Feb 8, 2009 personal
I don’t know why, but the term “sophomore heaven” came to mind the other day. It has been well over a decade since I’ve heard or even thought of this term, and some reason I flashed on it.
What is it?
Sophomore Heaven was a common term used back in my high school. In my district, to help with school population freshmen actually attended middle schools as the senior class (I can’t remember if that was state-wide or a county thing), so sophomores were the underlings, and thus the ones who received the blunt of all the junior and senior hi-jinks. One tradition was that during school assemblies, sophomores were required to sit in the balcony of the auditorium, while the main floor was reserved for seniors and juniors. If a sophomore was caught trying to be stealthy and sit on the main floor, a spotlight was placed on him and he was not-so-graciously escorted back to “sophomore heaven” by the Usher Squad (of which I was a member in both my jr. and sr. years) with much fanfare and heckling from all members of the audience.

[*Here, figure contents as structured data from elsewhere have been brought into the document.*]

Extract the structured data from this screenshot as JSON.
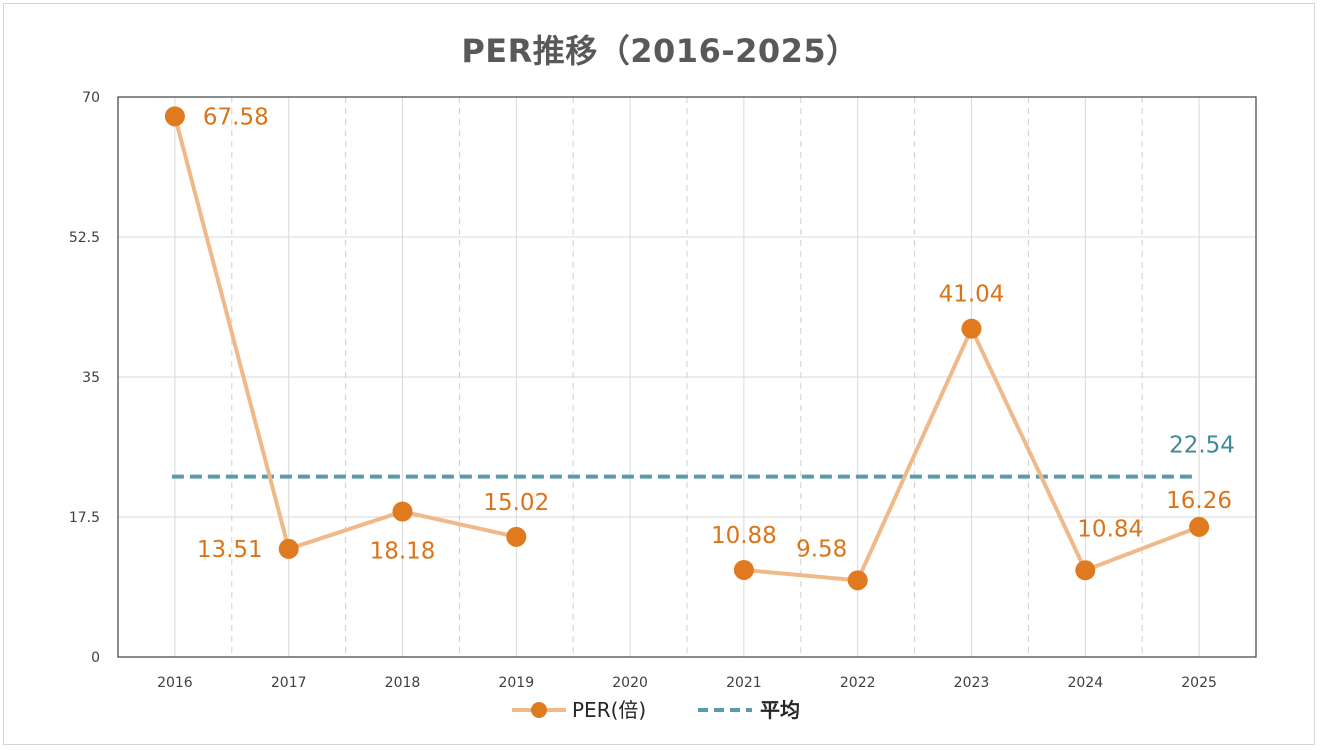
{
  "chart_data": {
    "type": "line",
    "title": "PER推移（2016-2025）",
    "categories": [
      "2016",
      "2017",
      "2018",
      "2019",
      "2020",
      "2021",
      "2022",
      "2023",
      "2024",
      "2025"
    ],
    "series": [
      {
        "name": "PER(倍)",
        "values": [
          67.58,
          13.51,
          18.18,
          15.02,
          null,
          10.88,
          9.58,
          41.04,
          10.84,
          16.26
        ],
        "color": "#e07a1f",
        "line_color": "#f0b98a"
      },
      {
        "name": "平均",
        "value": 22.54,
        "color": "#5b9aa8",
        "style": "dashed",
        "label": "22.54"
      }
    ],
    "data_labels": [
      "67.58",
      "13.51",
      "18.18",
      "15.02",
      "",
      "10.88",
      "9.58",
      "41.04",
      "10.84",
      "16.26"
    ],
    "ylim": [
      0,
      70
    ],
    "yticks": [
      "0",
      "17.5",
      "35",
      "52.5",
      "70"
    ],
    "xlabel": "",
    "ylabel": "",
    "legend": "bottom",
    "grid": true
  }
}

It’s interesting that as you get older, the ages of people you associate with mean less and less. In high school, most kids would only associate with other kids of the same class. Sometimes the junior class would hang out with seniors, and sophomores with the juniors. But rarely did you see sophomores and seniors in the same groups together. Some of those lines still remained true during college. But once you enter the workforce, age difference means less and less. I’ve reported to bosses and business owners younger than me (and I was in my 20′s), but I’ve also employed people older than me. Socially speaking, nothing has quite been like the experience that high school was.

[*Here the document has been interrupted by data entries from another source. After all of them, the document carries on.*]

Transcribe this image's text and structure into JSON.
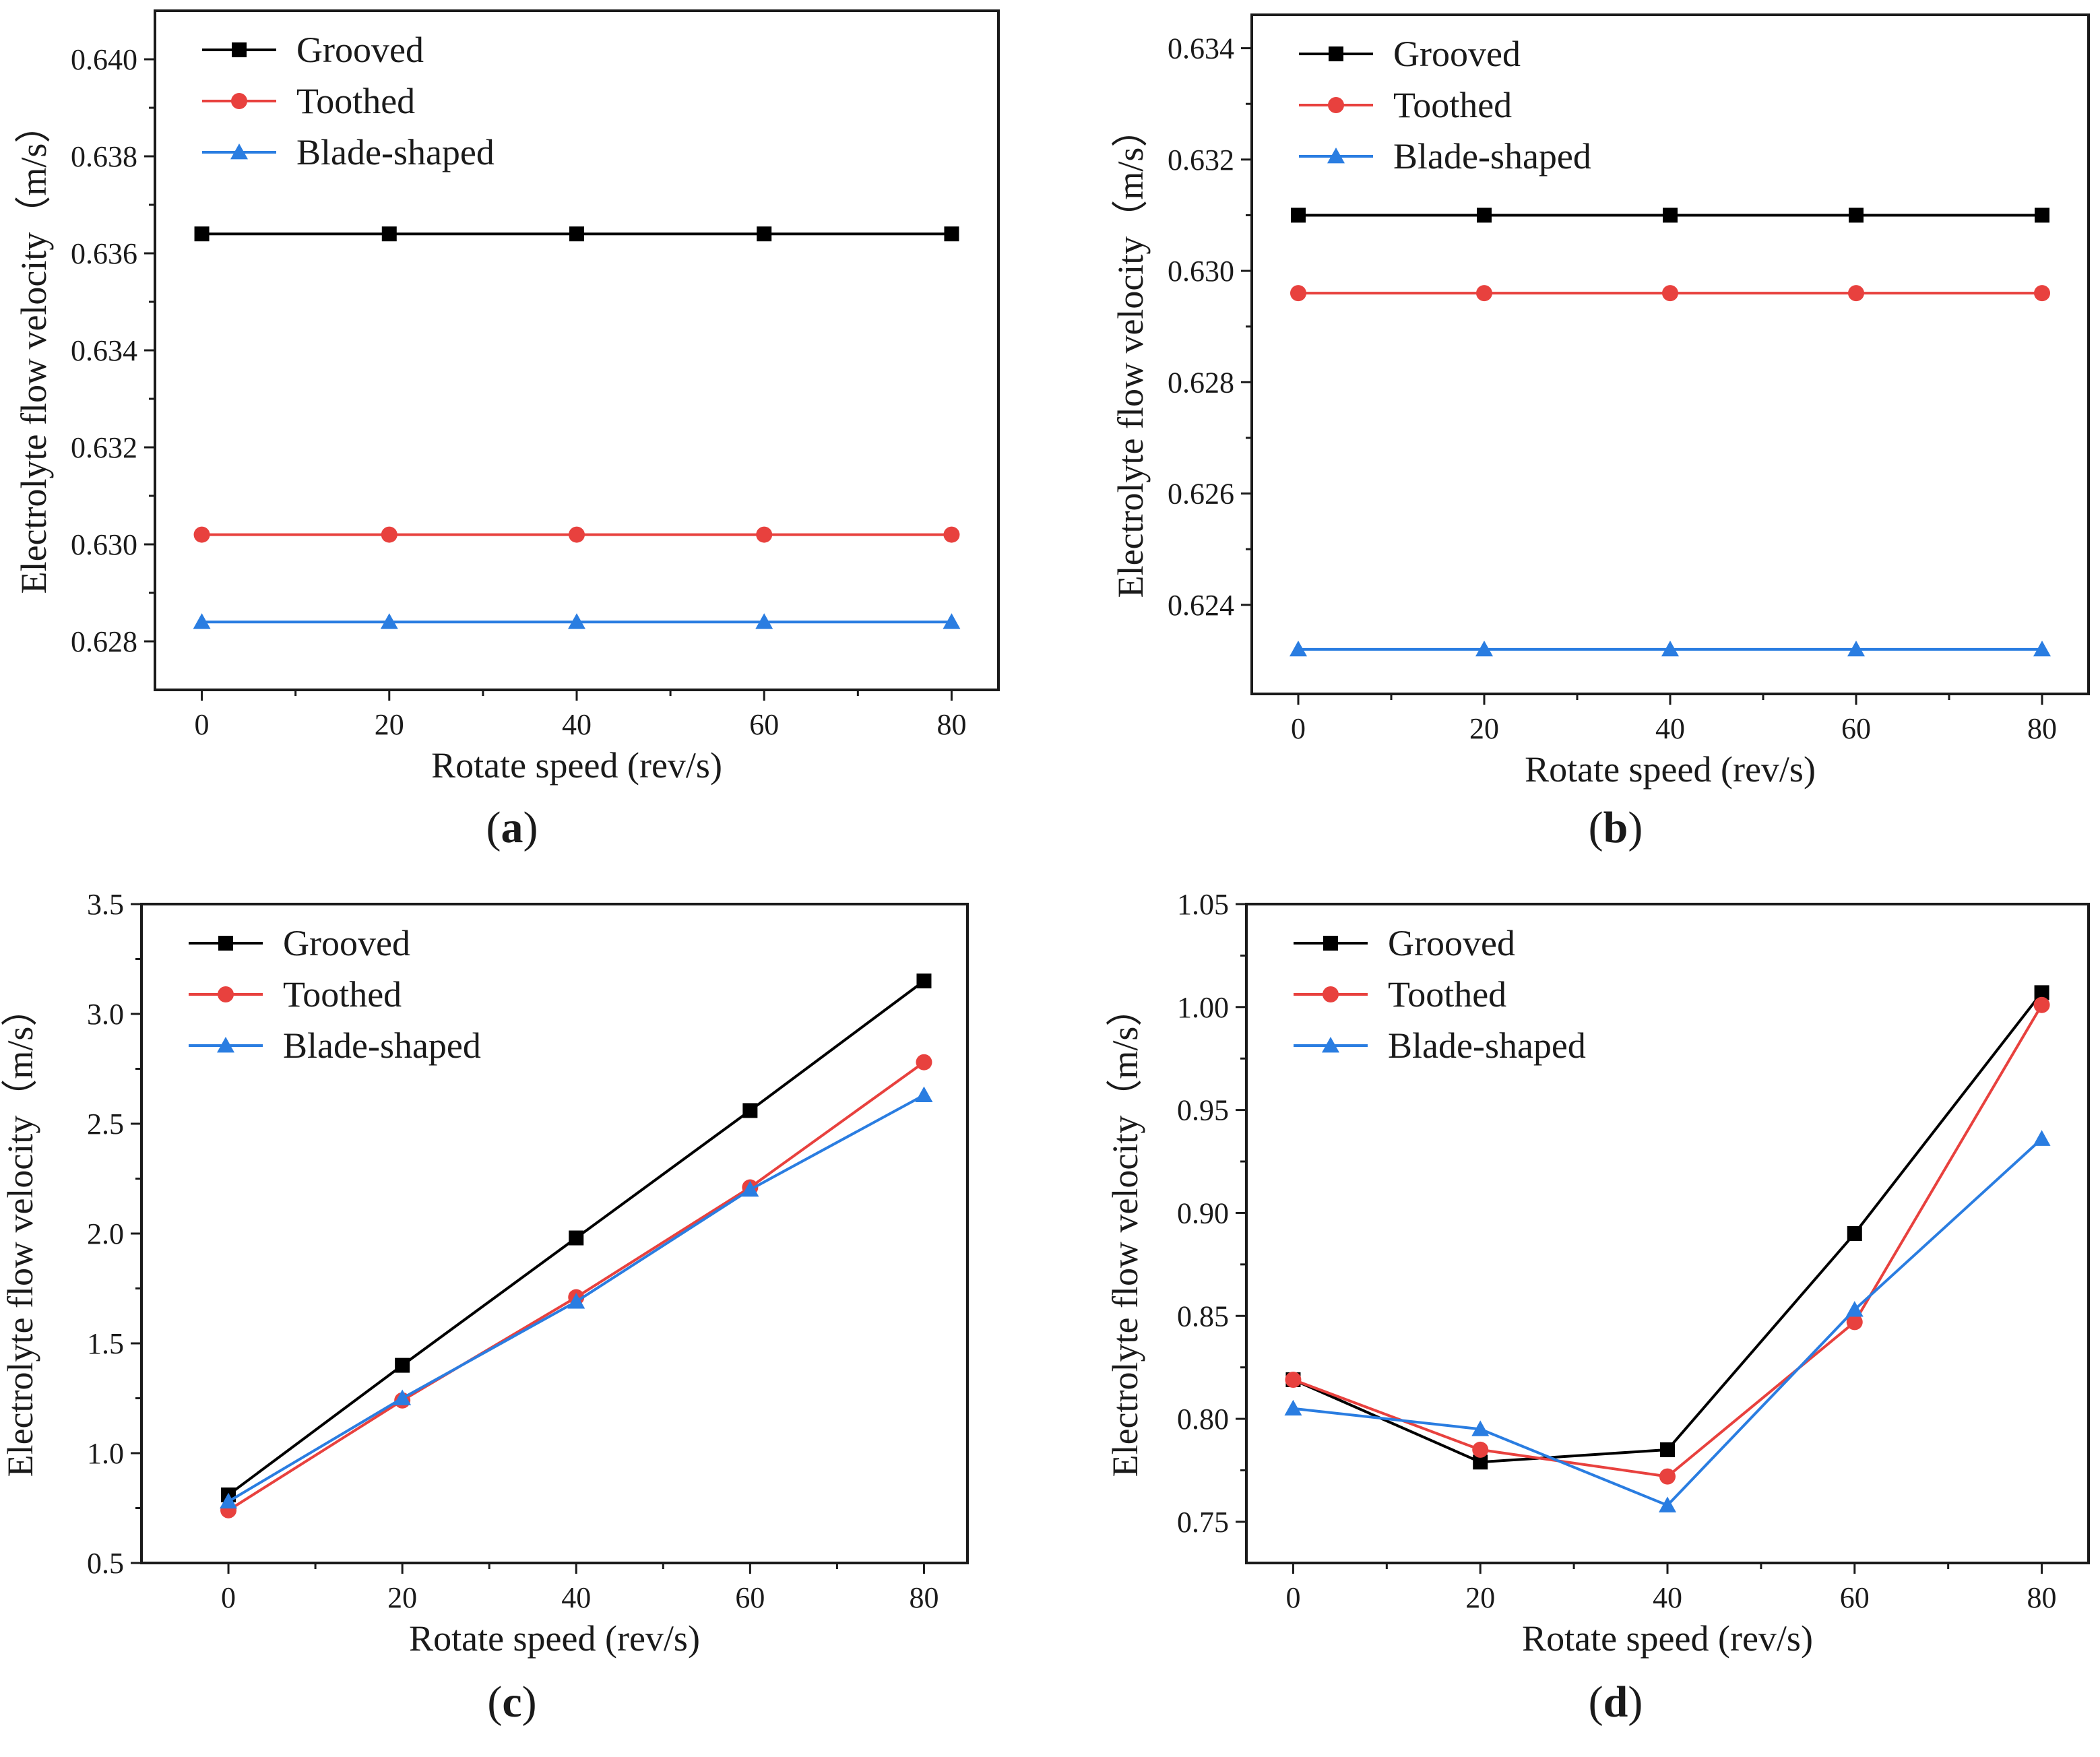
{
  "chart_data": [
    {
      "type": "line",
      "panel": "a",
      "caption": "a",
      "xlabel": "Rotate speed (rev/s)",
      "ylabel": "Electrolyte flow velocity（m/s）",
      "x": [
        0,
        20,
        40,
        60,
        80
      ],
      "xticks": [
        "0",
        "20",
        "40",
        "60",
        "80"
      ],
      "xlim": [
        -5,
        85
      ],
      "ylim": [
        0.627,
        0.641
      ],
      "yticks": [
        "0.628",
        "0.630",
        "0.632",
        "0.634",
        "0.636",
        "0.638",
        "0.640"
      ],
      "grid": false,
      "legend_position": "top-left",
      "series": [
        {
          "name": "Grooved",
          "color": "#000000",
          "marker": "square",
          "values": [
            0.6364,
            0.6364,
            0.6364,
            0.6364,
            0.6364
          ]
        },
        {
          "name": "Toothed",
          "color": "#e8413e",
          "marker": "circle",
          "values": [
            0.6302,
            0.6302,
            0.6302,
            0.6302,
            0.6302
          ]
        },
        {
          "name": "Blade-shaped",
          "color": "#2a7de1",
          "marker": "triangle",
          "values": [
            0.6284,
            0.6284,
            0.6284,
            0.6284,
            0.6284
          ]
        }
      ]
    },
    {
      "type": "line",
      "panel": "b",
      "caption": "b",
      "xlabel": "Rotate speed (rev/s)",
      "ylabel": "Electrolyte flow velocity（m/s）",
      "x": [
        0,
        20,
        40,
        60,
        80
      ],
      "xticks": [
        "0",
        "20",
        "40",
        "60",
        "80"
      ],
      "xlim": [
        -5,
        85
      ],
      "ylim": [
        0.6224,
        0.6346
      ],
      "yticks": [
        "0.624",
        "0.626",
        "0.628",
        "0.630",
        "0.632",
        "0.634"
      ],
      "grid": false,
      "legend_position": "top-left",
      "series": [
        {
          "name": "Grooved",
          "color": "#000000",
          "marker": "square",
          "values": [
            0.631,
            0.631,
            0.631,
            0.631,
            0.631
          ]
        },
        {
          "name": "Toothed",
          "color": "#e8413e",
          "marker": "circle",
          "values": [
            0.6296,
            0.6296,
            0.6296,
            0.6296,
            0.6296
          ]
        },
        {
          "name": "Blade-shaped",
          "color": "#2a7de1",
          "marker": "triangle",
          "values": [
            0.6232,
            0.6232,
            0.6232,
            0.6232,
            0.6232
          ]
        }
      ]
    },
    {
      "type": "line",
      "panel": "c",
      "caption": "c",
      "xlabel": "Rotate speed (rev/s)",
      "ylabel": "Electrolyte flow velocity（m/s）",
      "x": [
        0,
        20,
        40,
        60,
        80
      ],
      "xticks": [
        "0",
        "20",
        "40",
        "60",
        "80"
      ],
      "xlim": [
        -10,
        85
      ],
      "ylim": [
        0.5,
        3.5
      ],
      "yticks": [
        "0.5",
        "1.0",
        "1.5",
        "2.0",
        "2.5",
        "3.0",
        "3.5"
      ],
      "grid": false,
      "legend_position": "top-left",
      "series": [
        {
          "name": "Grooved",
          "color": "#000000",
          "marker": "square",
          "values": [
            0.81,
            1.4,
            1.98,
            2.56,
            3.15
          ]
        },
        {
          "name": "Toothed",
          "color": "#e8413e",
          "marker": "circle",
          "values": [
            0.74,
            1.24,
            1.71,
            2.21,
            2.78
          ]
        },
        {
          "name": "Blade-shaped",
          "color": "#2a7de1",
          "marker": "triangle",
          "values": [
            0.78,
            1.25,
            1.69,
            2.2,
            2.63
          ]
        }
      ]
    },
    {
      "type": "line",
      "panel": "d",
      "caption": "d",
      "xlabel": "Rotate speed (rev/s)",
      "ylabel": "Electrolyte flow velocity（m/s）",
      "x": [
        0,
        20,
        40,
        60,
        80
      ],
      "xticks": [
        "0",
        "20",
        "40",
        "60",
        "80"
      ],
      "xlim": [
        -5,
        85
      ],
      "ylim": [
        0.73,
        1.05
      ],
      "yticks": [
        "0.75",
        "0.80",
        "0.85",
        "0.90",
        "0.95",
        "1.00",
        "1.05"
      ],
      "grid": false,
      "legend_position": "top-left",
      "series": [
        {
          "name": "Grooved",
          "color": "#000000",
          "marker": "square",
          "values": [
            0.819,
            0.779,
            0.785,
            0.89,
            1.007
          ]
        },
        {
          "name": "Toothed",
          "color": "#e8413e",
          "marker": "circle",
          "values": [
            0.819,
            0.785,
            0.772,
            0.847,
            1.001
          ]
        },
        {
          "name": "Blade-shaped",
          "color": "#2a7de1",
          "marker": "triangle",
          "values": [
            0.805,
            0.795,
            0.758,
            0.853,
            0.936
          ]
        }
      ]
    }
  ]
}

It’s funny, that social sites like Facebook are starting to work as an active memory for those old social lines. In the past few weeks, I’ve had many high school and college friends add me to their friends list. It’s weird because I haven not spoken to most of them since our graduation party, and some of them since before then. Once I graduated High School, I never really turned my back. I was gone. Along with many of the great friendships that I had created. I embarked in search of a new life, found it, and moved on. (I haven’t even looked at my yearbooks in the 11 years since graduating.) But, as with any part of my history, my high school past is still a deep part of me. And thanks to Facebook, its starting to catch up with me.
One of my favorite shows is Friday Night Lights. Not because I used to play football (4th or 5th string defensive end if I recall correctly), but because I really enjoy how accurately portrayed and well written the story lines are. Watching that show has brought a flood of memories back to me that I thought I had suppressed. From traditions like pep rallies, dances, and student elections, to teenage stresses such as studying, worrying about graduating and getting into college, and tests, to high school drama such as girlfriends, fights, cross-town rivalries, and cliques. I always thought high school was rough for me, but as I got older, I realized it was rough for everyone. Some while they were there, others once they left.
Knowing this is written publicly and anyone from my past can run across it at anytime, I’ve got to say something: To the 1996 class of Layton High School, thank you! Thank you to those who I played football, Ultimate Frisbee, basketball or baseball with, to those I ran track or threw boomerangs with, to those in video productions, business clubs, and programming, to those girlfriends and girls-I-wished-were-girlfriends, to those tight-knit group of friends, to the teachers, coaches and staff: THANK YOU! I am who I am because of you. And I’m doing just fine!
Tags: high school
Sidenote: One thing is for sure, Sports marketers get it. I see them all over the social grid. They are where the fans are!